We continued heating the copper piece and redunking but never achieved a green patina.  

The bronze spiral didn’t seem to be having any effect from the solution so we left it in for a total of 8 minutes. When we removed it, there was a coating on it that easily flaked off when touched.

We did notice two small spots on the bronze spiral that looked like the green/blue of naturally weathered copper and bronze.  We concluded that even though our directions stated "dunking" rather than "prolonged saturation, an overnight soak might be advisable if we wanted to achieve the promised colors.

The only effect to the brass disk in test 4 was that it removed the original LOS patina we’d put on it.

So then we moved to additoinal phase B of test 4…

Additional Phase B of Test 4

A second bowl with:
236 ml of hot, distilled water
1 teaspoon of Ferric Nitrate

The results were not dramatic, but were interesting enough to try with variations in the future.

Test 5
(supposed to create blue)

236 ml hot, distilled water
50 grams Ammonium Chloride
4 grams LOS

Since we weren’t using LOS in solid form, we just guessed at the amount of LOS needed.

The black coating on the bronze spiraled wire flaked off when rubbed gently, but underneath the flakes was an amazing vintage bronze tone that we both fell immediately in love with.

Instead of dunking the brass disk into the solution, we brushed some of the solution onto it and let it sit. The other two pieces (the copper and bronze) were dunked.

The piece where we brushed the solution on and left it does seem to have created a nice patina. We just needed to be patient.

We decided that if the solutions were left on the pieces for a much longer period of time they would probably have a richer patina. So then we painted some of the solution on the copper and bronze pieces too (the two pieces that had previously only been dunked).

Test 6

A bed of salt and ammonia
A closed container
A way to suspend your piece(s) in the fumes of the mixture

We used regular rock salt (available in grocery or drug stores) mixed with the same lemon-scented ammonia from before. Equal-ish parts.

We then taped a piece of thread across the top opening, placed our pieces on the thread, and closed the lid.

Some say you get a nice patina after 15 minutes, but we checked the results and decided they were pretty faint so we went back to lunch and left the fumes to do more work.
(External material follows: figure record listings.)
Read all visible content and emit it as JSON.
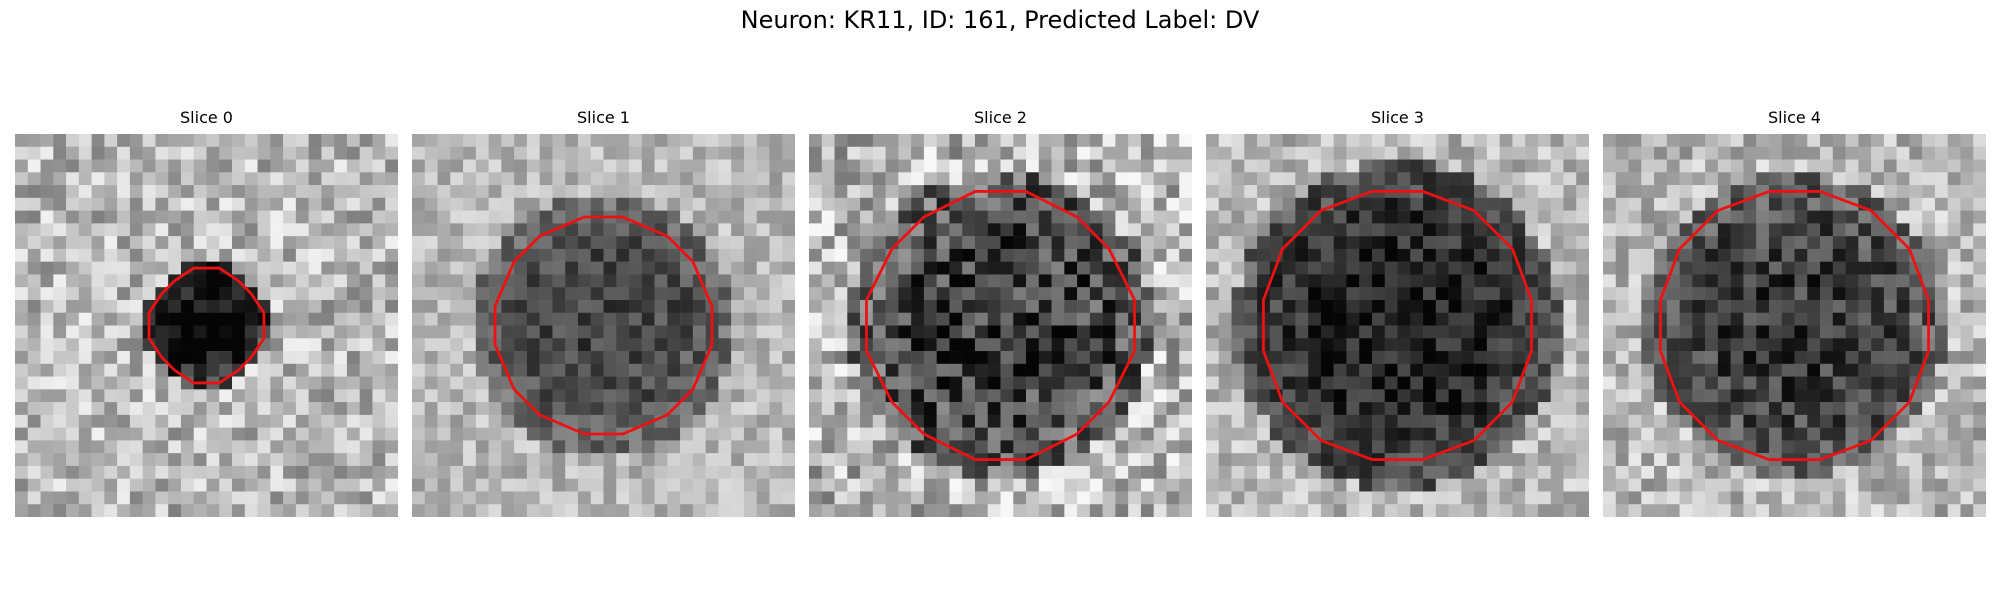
{
  "figure": {
    "title": "Neuron: KR11, ID: 161, Predicted Label: DV"
  },
  "slices": [
    {
      "label": "Slice 0",
      "seed": 11,
      "blob_radius": 0.16,
      "blob_dark": 0.75,
      "noise": 0.45,
      "contour_radius": 0.3
    },
    {
      "label": "Slice 1",
      "seed": 23,
      "blob_radius": 0.34,
      "blob_dark": 0.45,
      "noise": 0.3,
      "contour_radius": 0.58
    },
    {
      "label": "Slice 2",
      "seed": 37,
      "blob_radius": 0.4,
      "blob_dark": 0.5,
      "noise": 0.55,
      "contour_radius": 0.7
    },
    {
      "label": "Slice 3",
      "seed": 41,
      "blob_radius": 0.43,
      "blob_dark": 0.6,
      "noise": 0.35,
      "contour_radius": 0.72
    },
    {
      "label": "Slice 4",
      "seed": 53,
      "blob_radius": 0.4,
      "blob_dark": 0.5,
      "noise": 0.4,
      "contour_radius": 0.72
    }
  ],
  "colors": {
    "contour": "#ee1111"
  }
}
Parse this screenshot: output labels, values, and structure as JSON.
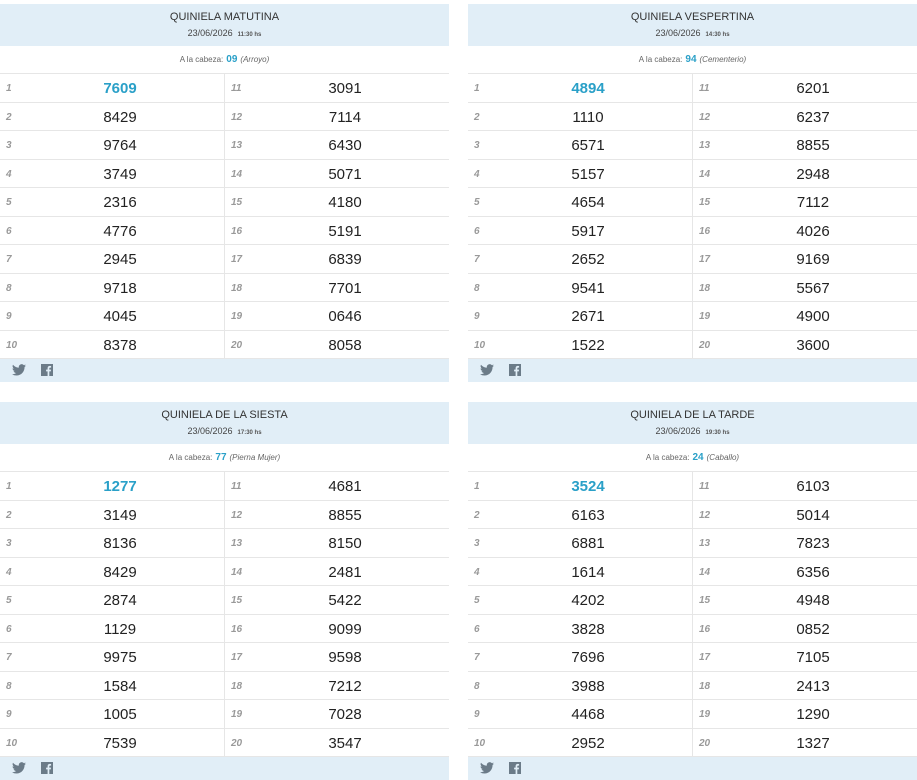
{
  "panels": [
    {
      "title": "QUINIELA MATUTINA",
      "date": "23/06/2026",
      "time": "11:30 hs",
      "head_label": "A la cabeza:",
      "head_number": "09",
      "head_name": "(Arroyo)",
      "positions": [
        "1",
        "2",
        "3",
        "4",
        "5",
        "6",
        "7",
        "8",
        "9",
        "10",
        "11",
        "12",
        "13",
        "14",
        "15",
        "16",
        "17",
        "18",
        "19",
        "20"
      ],
      "numbers": [
        "7609",
        "8429",
        "9764",
        "3749",
        "2316",
        "4776",
        "2945",
        "9718",
        "4045",
        "8378",
        "3091",
        "7114",
        "6430",
        "5071",
        "4180",
        "5191",
        "6839",
        "7701",
        "0646",
        "8058"
      ]
    },
    {
      "title": "QUINIELA VESPERTINA",
      "date": "23/06/2026",
      "time": "14:30 hs",
      "head_label": "A la cabeza:",
      "head_number": "94",
      "head_name": "(Cementerio)",
      "positions": [
        "1",
        "2",
        "3",
        "4",
        "5",
        "6",
        "7",
        "8",
        "9",
        "10",
        "11",
        "12",
        "13",
        "14",
        "15",
        "16",
        "17",
        "18",
        "19",
        "20"
      ],
      "numbers": [
        "4894",
        "1110",
        "6571",
        "5157",
        "4654",
        "5917",
        "2652",
        "9541",
        "2671",
        "1522",
        "6201",
        "6237",
        "8855",
        "2948",
        "7112",
        "4026",
        "9169",
        "5567",
        "4900",
        "3600"
      ]
    },
    {
      "title": "QUINIELA DE LA SIESTA",
      "date": "23/06/2026",
      "time": "17:30 hs",
      "head_label": "A la cabeza:",
      "head_number": "77",
      "head_name": "(Pierna Mujer)",
      "positions": [
        "1",
        "2",
        "3",
        "4",
        "5",
        "6",
        "7",
        "8",
        "9",
        "10",
        "11",
        "12",
        "13",
        "14",
        "15",
        "16",
        "17",
        "18",
        "19",
        "20"
      ],
      "numbers": [
        "1277",
        "3149",
        "8136",
        "8429",
        "2874",
        "1129",
        "9975",
        "1584",
        "1005",
        "7539",
        "4681",
        "8855",
        "8150",
        "2481",
        "5422",
        "9099",
        "9598",
        "7212",
        "7028",
        "3547"
      ]
    },
    {
      "title": "QUINIELA DE LA TARDE",
      "date": "23/06/2026",
      "time": "19:30 hs",
      "head_label": "A la cabeza:",
      "head_number": "24",
      "head_name": "(Caballo)",
      "positions": [
        "1",
        "2",
        "3",
        "4",
        "5",
        "6",
        "7",
        "8",
        "9",
        "10",
        "11",
        "12",
        "13",
        "14",
        "15",
        "16",
        "17",
        "18",
        "19",
        "20"
      ],
      "numbers": [
        "3524",
        "6163",
        "6881",
        "1614",
        "4202",
        "3828",
        "7696",
        "3988",
        "4468",
        "2952",
        "6103",
        "5014",
        "7823",
        "6356",
        "4948",
        "0852",
        "7105",
        "2413",
        "1290",
        "1327"
      ]
    }
  ]
}
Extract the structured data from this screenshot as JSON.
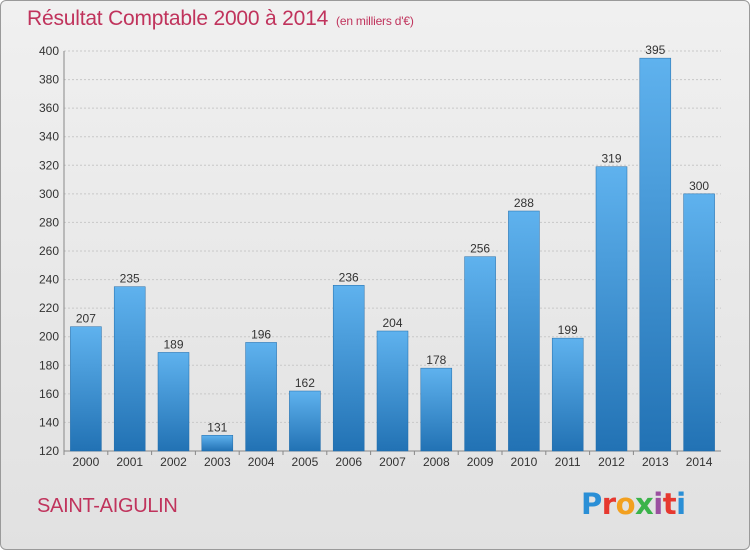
{
  "header": {
    "title": "Résultat Comptable 2000 à 2014",
    "subtitle": "(en milliers d'€)"
  },
  "footer": {
    "commune": "SAINT-AIGULIN",
    "brand": {
      "letters": [
        "P",
        "r",
        "o",
        "x",
        "i",
        "t",
        "i"
      ],
      "colors": [
        "#2a8fd6",
        "#e6382f",
        "#f2a01f",
        "#3ab34a",
        "#9b4fa0",
        "#e6382f",
        "#2a8fd6"
      ]
    }
  },
  "colors": {
    "bar_top": "#5fb2ee",
    "bar_bottom": "#2272b4",
    "accent": "#c0335c"
  },
  "chart_data": {
    "type": "bar",
    "title": "Résultat Comptable 2000 à 2014",
    "subtitle": "(en milliers d'€)",
    "xlabel": "",
    "ylabel": "",
    "categories": [
      "2000",
      "2001",
      "2002",
      "2003",
      "2004",
      "2005",
      "2006",
      "2007",
      "2008",
      "2009",
      "2010",
      "2011",
      "2012",
      "2013",
      "2014"
    ],
    "values": [
      207,
      235,
      189,
      131,
      196,
      162,
      236,
      204,
      178,
      256,
      288,
      199,
      319,
      395,
      300
    ],
    "ylim": [
      120,
      400
    ],
    "yticks": [
      120,
      140,
      160,
      180,
      200,
      220,
      240,
      260,
      280,
      300,
      320,
      340,
      360,
      380,
      400
    ],
    "grid": true,
    "legend": "none"
  }
}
After 45 minutes, the results were more noticeable. Here we’ve lifted the copper piece up so you can see the patina on the back of it. Notice the wild shades of green and yellow on the bronze spiral holding the copper piece.

So that's it for now.

We both found it interesting that some of the patinas we had the most success with were the “kitchen ingredients” solutions, rather than the specially purchased chemicals. We also discussed that within each recipe there is still room for experimenting by altering things such as dunking time, temperature of liquids, the application of torch, etc.